Из душевных переживаний, тонких и красивых, слагалась жизнь. Не страдало тело, но за него мучилась, страдала и парила душа. Тело забывалось и о нём было неприятно и неприлично говорить. Тонкая поэзия Бодлера и Мюссе, фантастические искания Эдгара По, недоговорённость сложных романов Оскара Уайльда создавали иной мир, не похожий на мир земной. Ярко среди него светила религия и вера, но и вера полна была тайной влекущей мистики, и в ней стремились отрешиться от тела и заглянуть по ту сторону бытия… Слушали рассказы о чудесах, о видениях, о таинственных пророчествах. Сама смерть была обставлена так, что была красота и в смерти. Помнит Оля красивый гроб, утопающий в белых розах, нарциссах и гиацинтах. На белой атласной подушке завитые парикмахером лежат кольцами золотые волосы. Белое лицо с обострившимся носом кажется выточенным из мрамора и трепещут на нём тени чёрных ресниц. Кругом красота чёрных траурных туалетов, блеск эполет и перевязей, девушка в чёрном платье и мальчик в пажеском мундире на коленях у гроба. В гробу Вера Константиновна Саблина. У гроба – Таня и Коля.

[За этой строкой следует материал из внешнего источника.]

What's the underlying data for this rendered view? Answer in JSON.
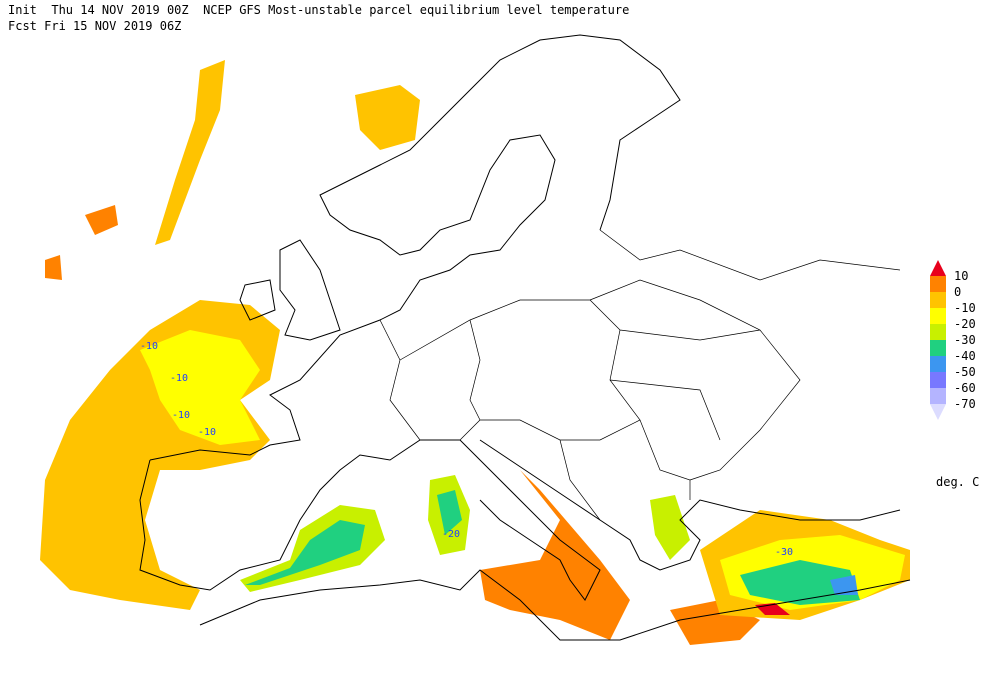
{
  "header": {
    "line1": "Init  Thu 14 NOV 2019 00Z  NCEP GFS Most-unstable parcel equilibrium level temperature",
    "line2": "Fcst Fri 15 NOV 2019 06Z"
  },
  "colorbar": {
    "labels": [
      "10",
      "0",
      "-10",
      "-20",
      "-30",
      "-40",
      "-50",
      "-60",
      "-70"
    ],
    "colors": [
      "#e8001c",
      "#ff8200",
      "#ffc300",
      "#ffff00",
      "#c8f000",
      "#20d080",
      "#3c96f0",
      "#7878ff",
      "#b4b4ff",
      "#dcdcff"
    ],
    "units": "deg. C"
  },
  "contour_labels": [
    "-10",
    "-10",
    "-10",
    "-10",
    "-20",
    "-30"
  ]
}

Потом война. И в войне была красота. На фронте в конной атаке убили Колю, и в смерти его был незабываемый подвиг… Убит был весёлый и беспутный Маноцков, и про его лихое дело писали в газетах. На войне умирали, мучились, страдали, но в столицу и смерть, и страдания приходили, претворённые в красоту подвига, и про смерть забывалось.
Теснила и жала война… не всегда подавали те булки к чаю, которые хотелось, забрали рысаков по военно-конской повинности и сдали их в артиллерию. Запаздывали лондонские кипсеки, и французские иллюстрации приходили неаккуратно, многие номера были потеряны. Из деревни письма не доходили. Были заминки, были неудобства, но жизнь шла всё такая же сложная, духовная, полная тонких переживаний.

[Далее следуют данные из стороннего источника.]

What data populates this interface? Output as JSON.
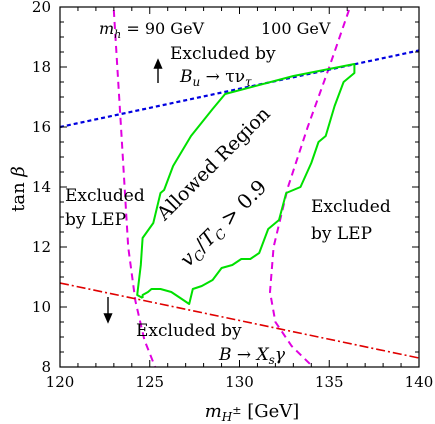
{
  "chart_data": {
    "type": "line",
    "xlim": [
      120,
      140
    ],
    "ylim": [
      8,
      20
    ],
    "xticks": [
      120,
      125,
      130,
      135,
      140
    ],
    "yticks": [
      8,
      10,
      12,
      14,
      16,
      18,
      20
    ],
    "x_tick_labels": [
      "120",
      "125",
      "130",
      "135",
      "140"
    ],
    "y_tick_labels": [
      "8",
      "10",
      "12",
      "14",
      "16",
      "18",
      "20"
    ],
    "xlabel": "m_{H±}  [GeV]",
    "ylabel": "tan β",
    "grid": false,
    "colors": {
      "allowed_region": "#00e000",
      "higgs_contours": "#e000e0",
      "bu_tau_nu_limit": "#0000e0",
      "b_xs_gamma_limit": "#e00000",
      "axes": "#000000"
    },
    "series": [
      {
        "style": "dashed",
        "x": [
          123.0,
          123.4,
          123.8,
          124.2,
          124.7,
          125.3
        ],
        "y": [
          19.9,
          16.0,
          12.0,
          10.2,
          8.9,
          8.0
        ]
      },
      {
        "style": "dashed",
        "x": [
          136.1,
          135.0,
          133.8,
          132.7,
          131.9,
          131.7,
          132.0,
          132.9,
          134.1
        ],
        "y": [
          19.9,
          18.0,
          16.0,
          14.0,
          12.0,
          10.5,
          9.5,
          8.7,
          8.0
        ]
      },
      {
        "style": "dashed",
        "x": [
          120.0,
          140.0
        ],
        "y": [
          16.0,
          18.55
        ]
      },
      {
        "style": "dash-dot",
        "x": [
          120.0,
          140.0
        ],
        "y": [
          10.8,
          8.3
        ]
      },
      {
        "style": "solid",
        "x": [
          124.6,
          124.6,
          124.9,
          125.1,
          125.6,
          126.2,
          126.7,
          127.2,
          127.4,
          127.9,
          128.5,
          129.0,
          129.6,
          130.1,
          130.6,
          131.1,
          131.6,
          132.2,
          132.6,
          133.4,
          134.0,
          134.4,
          134.8,
          135.3,
          135.8,
          136.4,
          136.4,
          133.0,
          129.2,
          128.5,
          127.3,
          126.3,
          125.8,
          125.6,
          125.2,
          124.6,
          124.5,
          124.3,
          124.6
        ],
        "y": [
          10.3,
          10.4,
          10.5,
          10.6,
          10.6,
          10.5,
          10.3,
          10.1,
          10.6,
          10.7,
          10.9,
          11.3,
          11.4,
          11.6,
          11.6,
          11.8,
          12.6,
          12.9,
          13.8,
          14.0,
          14.8,
          15.5,
          15.7,
          16.7,
          17.5,
          17.8,
          18.1,
          17.7,
          17.1,
          16.6,
          15.7,
          14.7,
          13.9,
          13.8,
          12.8,
          12.3,
          11.4,
          10.4,
          10.3
        ]
      }
    ],
    "annotations": {
      "mh_90": {
        "var": "m",
        "sub": "h",
        "rest": " = 90 GeV"
      },
      "mh_100": "100 GeV",
      "excl_bu_1": "Excluded by",
      "excl_bu_2": {
        "b": "B",
        "bsub": "u",
        "arrow": " → τν",
        "tsub": "τ"
      },
      "excl_lep_left_1": "Excluded",
      "excl_lep_left_2": "by LEP",
      "excl_lep_right_1": "Excluded",
      "excl_lep_right_2": "by LEP",
      "allowed_region": "Allowed Region",
      "vc_tc": {
        "v": "v",
        "vsub": "C",
        "slash": "/",
        "t": "T",
        "tsub": "C",
        "rest": " > 0.9"
      },
      "excl_bxs_1": "Excluded by",
      "excl_bxs_2": {
        "b": "B",
        "arrow": " → ",
        "x": "X",
        "xsub": "s",
        "g": "γ"
      }
    }
  }
}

Но пришла революция. Были сорваны родные русские цвета и на месте их под самым окном нависла красная тряпка. Увезли в далёкую Сибирь Государя и его семью. Отец скитается неизвестно где и четвёртый месяц о нём ничего не слышно. Нет ни писем, ни газет. Братья бежали. Генерала Саблина схватили солдаты и тащили куда-то, и из всего сложного красивого мира остались Павлик и Ника, сестра Валентина, Ермолов и молодёжь, обречённая на смерть.
Как-то сразу простая и красивая жизнь стала сложною и безобразною. Мелочи жизни выплыли на первый план, и тело, не заметное в прежней духовной красивой жизни, подняло голову и заговорило властно и требовательно. И чтобы не опуститься, не забыть заветов красоты, приходилось бороться с самою собой. Голод, отсутствие привычного комфорта, слоняние из угла в угол в толпе, страдания ближних, страдания своего тела, грязь – всё это убило красоту и поставило Олю лицом к лицу перед тем страшным, что называется жизнью.

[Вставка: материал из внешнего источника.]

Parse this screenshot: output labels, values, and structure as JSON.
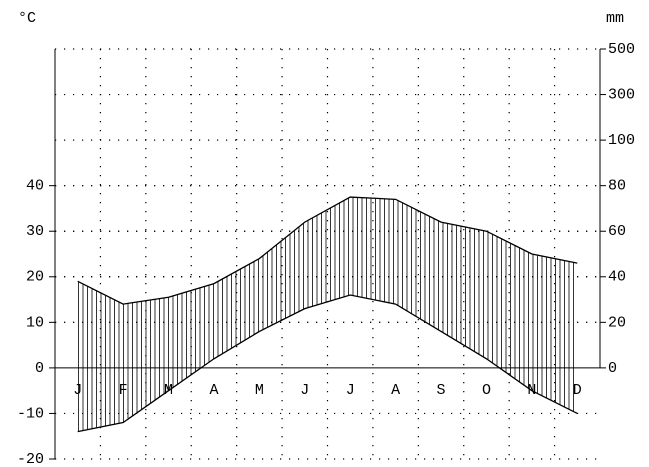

Павлик украл у крестьянки полотно, и из него шили рубахи для раненых и сестёр и Оле сшили из этого полотна рубашку. Третьего дня санитар, по просьбе сестры Ирины, с дракой отнял у казака каравай белого хлеба, и его поделили между больными и ранеными и сёстрам дали. Каждый вечер были ссоры из-за ночлега, каждое утро была перебранка из-за подвод и едкие, колючие слова срывались с уст сестёр, отстаивавших своих раненых.
Днём мокли и мёрзли, днём голодали, ночью не могли уснуть от насекомых, не имели постелей и валились вповалку на пол, забываясь тяжёлым сном без грёз. Тело страдало, тело стремилось побороть душу, и душа отчаянно защищалась… И в этой сутолоке и тесноте душа хотела грезить, и ночью, выйдя на холод степи и глядя на звёздное небо, Оля повторяла стихи Бодлера, Оля грезила прошлым, мечтала об опере, и ей так понятна становилась мольба сестры Ирины: «Федя, ты бы хоть на гармонике поиграл!»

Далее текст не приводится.